An edentulous ridge between teeth 14 and 17 is an important part of our measurement because most scanners capture the surfaces with increased inaccuracy across edentulous ridges. Edentulous regions contain less information than tooth surfaces [14, 42]; therefore, it is more difficult for the IOS to stitch the images together. In addition, the size of the edentulous region can affect the recognition of the overlaps, thereby the accuracy [38]. Kim et al. [43] in 2017 investigated the accuracy of IOS on the edentulous region using a 3Shape Trios 3 intraoral scanner device. The average accuracy of the examined IOS (3Shape Trios 3) was 36.1 ± 13.0 µm. In our research, Trios 4 with software version 19.2.2. (TRI4_1) produced almost the same accuracy (41.04 ± 16.48 µm). Furthermore, the Trios 4 with updated software (TRI4_2) provided better accuracy results in the case of trueness and precision (21.69 ± 7.50 µm). The examined edentulous space in our study was shorter than in the mentioned article, which may have caused differences between the results.

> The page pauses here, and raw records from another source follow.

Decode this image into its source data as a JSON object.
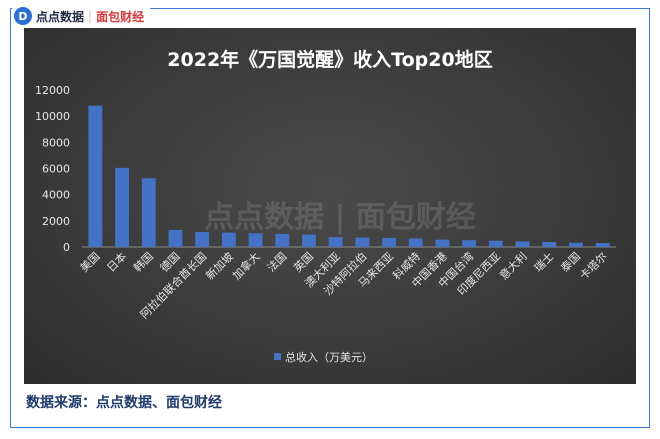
{
  "brand": {
    "logo_glyph": "D",
    "name_a": "点点数据",
    "separator": "|",
    "name_b": "面包财经"
  },
  "watermark": "点点数据 | 面包财经",
  "source_text": "数据来源：点点数据、面包财经",
  "colors": {
    "bar": "#4472c4",
    "frame": "#3a7bd5",
    "axis_text": "#e6e6e6"
  },
  "chart_data": {
    "type": "bar",
    "title": "2022年《万国觉醒》收入Top20地区",
    "xlabel": "",
    "ylabel": "",
    "ylim": [
      0,
      12000
    ],
    "yticks": [
      0,
      2000,
      4000,
      6000,
      8000,
      10000,
      12000
    ],
    "grid": false,
    "legend": "bottom",
    "categories": [
      "美国",
      "日本",
      "韩国",
      "德国",
      "阿拉伯联合酋长国",
      "新加坡",
      "加拿大",
      "法国",
      "英国",
      "澳大利亚",
      "沙特阿拉伯",
      "马来西亚",
      "科威特",
      "中国香港",
      "中国台湾",
      "印度尼西亚",
      "意大利",
      "瑞士",
      "泰国",
      "卡塔尔"
    ],
    "series": [
      {
        "name": "总收入（万美元）",
        "values": [
          10800,
          6050,
          5250,
          1300,
          1150,
          1100,
          1050,
          1000,
          950,
          750,
          720,
          700,
          650,
          560,
          520,
          480,
          430,
          380,
          330,
          300
        ]
      }
    ]
  }
}
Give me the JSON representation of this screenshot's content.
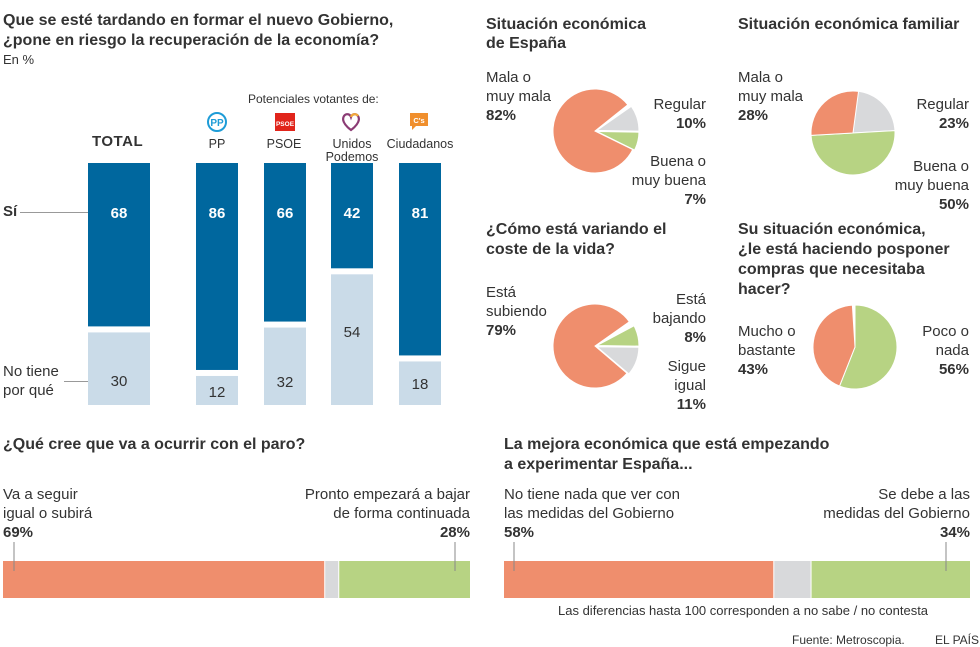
{
  "colors": {
    "si": "#00679e",
    "no": "#cadbe8",
    "mala": "#ef8e6d",
    "regular": "#d8d9db",
    "buena": "#b7d383",
    "text": "#333333"
  },
  "main_chart": {
    "title_line1": "Que se esté tardando en formar el nuevo Gobierno,",
    "title_line2": "¿pone en riesgo la recuperación de la economía?",
    "unit": "En %",
    "voters_header": "Potenciales votantes de:",
    "row_label_si": "Sí",
    "row_label_no_line1": "No tiene",
    "row_label_no_line2": "por qué",
    "total_label": "TOTAL",
    "parties": [
      {
        "name_line1": "PP",
        "name_line2": "",
        "icon": "pp-logo-icon"
      },
      {
        "name_line1": "PSOE",
        "name_line2": "",
        "icon": "psoe-logo-icon"
      },
      {
        "name_line1": "Unidos",
        "name_line2": "Podemos",
        "icon": "unidos-podemos-heart-icon"
      },
      {
        "name_line1": "Ciudadanos",
        "name_line2": "",
        "icon": "ciudadanos-logo-icon"
      }
    ]
  },
  "pie_titles": {
    "espana_line1": "Situación económica",
    "espana_line2": "de España",
    "familiar": "Situación económica familiar",
    "coste_line1": "¿Cómo está variando el",
    "coste_line2": "coste de la vida?",
    "compras_line1": "Su situación económica,",
    "compras_line2": "¿le está haciendo posponer",
    "compras_line3": "compras que necesitaba",
    "compras_line4": "hacer?"
  },
  "pie_labels": {
    "espana": {
      "mala_l1": "Mala o",
      "mala_l2": "muy mala",
      "mala_pct": "82%",
      "regular_l1": "Regular",
      "regular_pct": "10%",
      "buena_l1": "Buena o",
      "buena_l2": "muy buena",
      "buena_pct": "7%"
    },
    "familiar": {
      "mala_l1": "Mala o",
      "mala_l2": "muy mala",
      "mala_pct": "28%",
      "regular_l1": "Regular",
      "regular_pct": "23%",
      "buena_l1": "Buena o",
      "buena_l2": "muy buena",
      "buena_pct": "50%"
    },
    "coste": {
      "sub_l1": "Está",
      "sub_l2": "subiendo",
      "sub_pct": "79%",
      "baj_l1": "Está",
      "baj_l2": "bajando",
      "baj_pct": "8%",
      "sig_l1": "Sigue",
      "sig_l2": "igual",
      "sig_pct": "11%"
    },
    "compras": {
      "mucho_l1": "Mucho o",
      "mucho_l2": "bastante",
      "mucho_pct": "43%",
      "poco_l1": "Poco o",
      "poco_l2": "nada",
      "poco_pct": "56%"
    }
  },
  "hbar_labels": {
    "paro": {
      "title": "¿Qué cree que va a ocurrir con el paro?",
      "left_l1": "Va a seguir",
      "left_l2": "igual o subirá",
      "left_pct": "69%",
      "right_l1": "Pronto empezará a bajar",
      "right_l2": "de forma continuada",
      "right_pct": "28%"
    },
    "mejora": {
      "title_line1": "La mejora económica que está empezando",
      "title_line2": "a experimentar España...",
      "left_l1": "No tiene nada que ver con",
      "left_l2": "las medidas del Gobierno",
      "left_pct": "58%",
      "right_l1": "Se debe a las",
      "right_l2": "medidas del Gobierno",
      "right_pct": "34%"
    }
  },
  "footer": {
    "note": "Las diferencias hasta 100 corresponden a no sabe / no contesta",
    "source": "Fuente: Metroscopia.",
    "brand": "EL PAÍS"
  },
  "chart_data": [
    {
      "type": "bar",
      "stacked": true,
      "title": "Que se esté tardando en formar el nuevo Gobierno, ¿pone en riesgo la recuperación de la economía?",
      "subtitle": "En %",
      "categories": [
        "TOTAL",
        "PP",
        "PSOE",
        "Unidos Podemos",
        "Ciudadanos"
      ],
      "series": [
        {
          "name": "Sí",
          "values": [
            68,
            86,
            66,
            42,
            81
          ]
        },
        {
          "name": "No tiene por qué",
          "values": [
            30,
            12,
            32,
            54,
            18
          ]
        }
      ],
      "ylim": [
        0,
        100
      ],
      "grid": false
    },
    {
      "type": "pie",
      "title": "Situación económica de España",
      "labels": [
        "Mala o muy mala",
        "Regular",
        "Buena o muy buena"
      ],
      "values": [
        82,
        10,
        7
      ]
    },
    {
      "type": "pie",
      "title": "Situación económica familiar",
      "labels": [
        "Regular",
        "Buena o muy buena",
        "Mala o muy mala"
      ],
      "values": [
        23,
        50,
        28
      ]
    },
    {
      "type": "pie",
      "title": "¿Cómo está variando el coste de la vida?",
      "labels": [
        "Está subiendo",
        "Está bajando",
        "Sigue igual"
      ],
      "values": [
        79,
        8,
        11
      ]
    },
    {
      "type": "pie",
      "title": "Su situación económica, ¿le está haciendo posponer compras que necesitaba hacer?",
      "labels": [
        "Poco o nada",
        "Mucho o bastante"
      ],
      "values": [
        56,
        43
      ]
    },
    {
      "type": "bar",
      "orientation": "horizontal",
      "stacked": true,
      "title": "¿Qué cree que va a ocurrir con el paro?",
      "series": [
        {
          "name": "Va a seguir igual o subirá",
          "values": [
            69
          ]
        },
        {
          "name": "No sabe / no contesta",
          "values": [
            3
          ]
        },
        {
          "name": "Pronto empezará a bajar de forma continuada",
          "values": [
            28
          ]
        }
      ]
    },
    {
      "type": "bar",
      "orientation": "horizontal",
      "stacked": true,
      "title": "La mejora económica que está empezando a experimentar España...",
      "series": [
        {
          "name": "No tiene nada que ver con las medidas del Gobierno",
          "values": [
            58
          ]
        },
        {
          "name": "No sabe / no contesta",
          "values": [
            8
          ]
        },
        {
          "name": "Se debe a las medidas del Gobierno",
          "values": [
            34
          ]
        }
      ]
    }
  ]
}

In the case of parameter 3, negative impact of software updates on trueness was found. The range of variation across scanner configurations was less than 5 µm, so the difference's clinical impact is negligible. In our research more accurate data were obtained than in the literature: Park et al. [44] examined the accuracy of the 3Shape Trios 3 intraoral scanner in 2016. The accuracy of the examined parameter (solo crown – first incisor) was 49.7 ± 13.0 µm, which is less accurate than our results: TRI3_2, 14.45 ± 0.36 µm and TRI3_1, 13.26 ± 0.94 µm. In our research, two software versions were evaluated in Trios 3: 18.1.2. and 20.1.2. Version 18.1.2. was released in 2018 and 20.1.2. was introduced to the dental market in 2020. The previous research by Park et al. was conducted in 2016. Accordingly, their Trios 3 intraoral scanner was running an earlier software version, which may explain the differences between the results. Another research by Zimmerman et al. [45] examined the accuracy of prepared teeth for solo restorations using the CEREC Omnicam with two different software versions (version 4.6.1 and version 5.0.0). The results showed no significant difference between the two versions in accuracy (v. 4.6.1: 36.7 µm; v. 5.0.0: 40.5 µm). Based on our results, IOSs with legacy software produced almost the same results as IOSs running updated software versions. The difference from the data in the literature may also be due to the shape of the prepared abutment, the distance from the neighbouring teeth as they affect the IOS’s field of vision and thus its accuracy. All measured object has a different geometry making the results not completely comparable [46, 47].

Few studies in the literature evaluate the effect of software updates on the accuracy of intraoral scanners [30]. In further studies, it would be necessary to describe the software version of the IOS and not only the hardware type.

There are some limitations to this study. Our results are based on model scanning procedures (in vitro study); it could be interesting to measure these parameters in clinical circumstances. In clinical situations, numerous factors can impact the accuracy of IOS, such as the saliva flow rate in the oral cavity, the individual characteristics of the patient, and the operator's skills in digital impression-taking. Moreover, our study used only two scanners from the same manufacturer. They use confocal laser technology, and the method of recording data is a video sequence [48]. Many types of intraoral scanners with different data capture modes can produce different results. It would also be interesting to investigate additional intraoral devices for the effects of software updates.

Conclusion

Based on our results the null hypothesis was rejected. Within the current study's limitations, we conclude that new generations of intraoral scanner hardware and software can significantly increase the trueness and precision of the devices when it comes to full-arch scanning. The presence of an edentulous region may still adversely affect the accuracy of the results; however, software updates seem to achieve more accurate STL files. All versions create a clinically acceptable digital impression of a single abutment.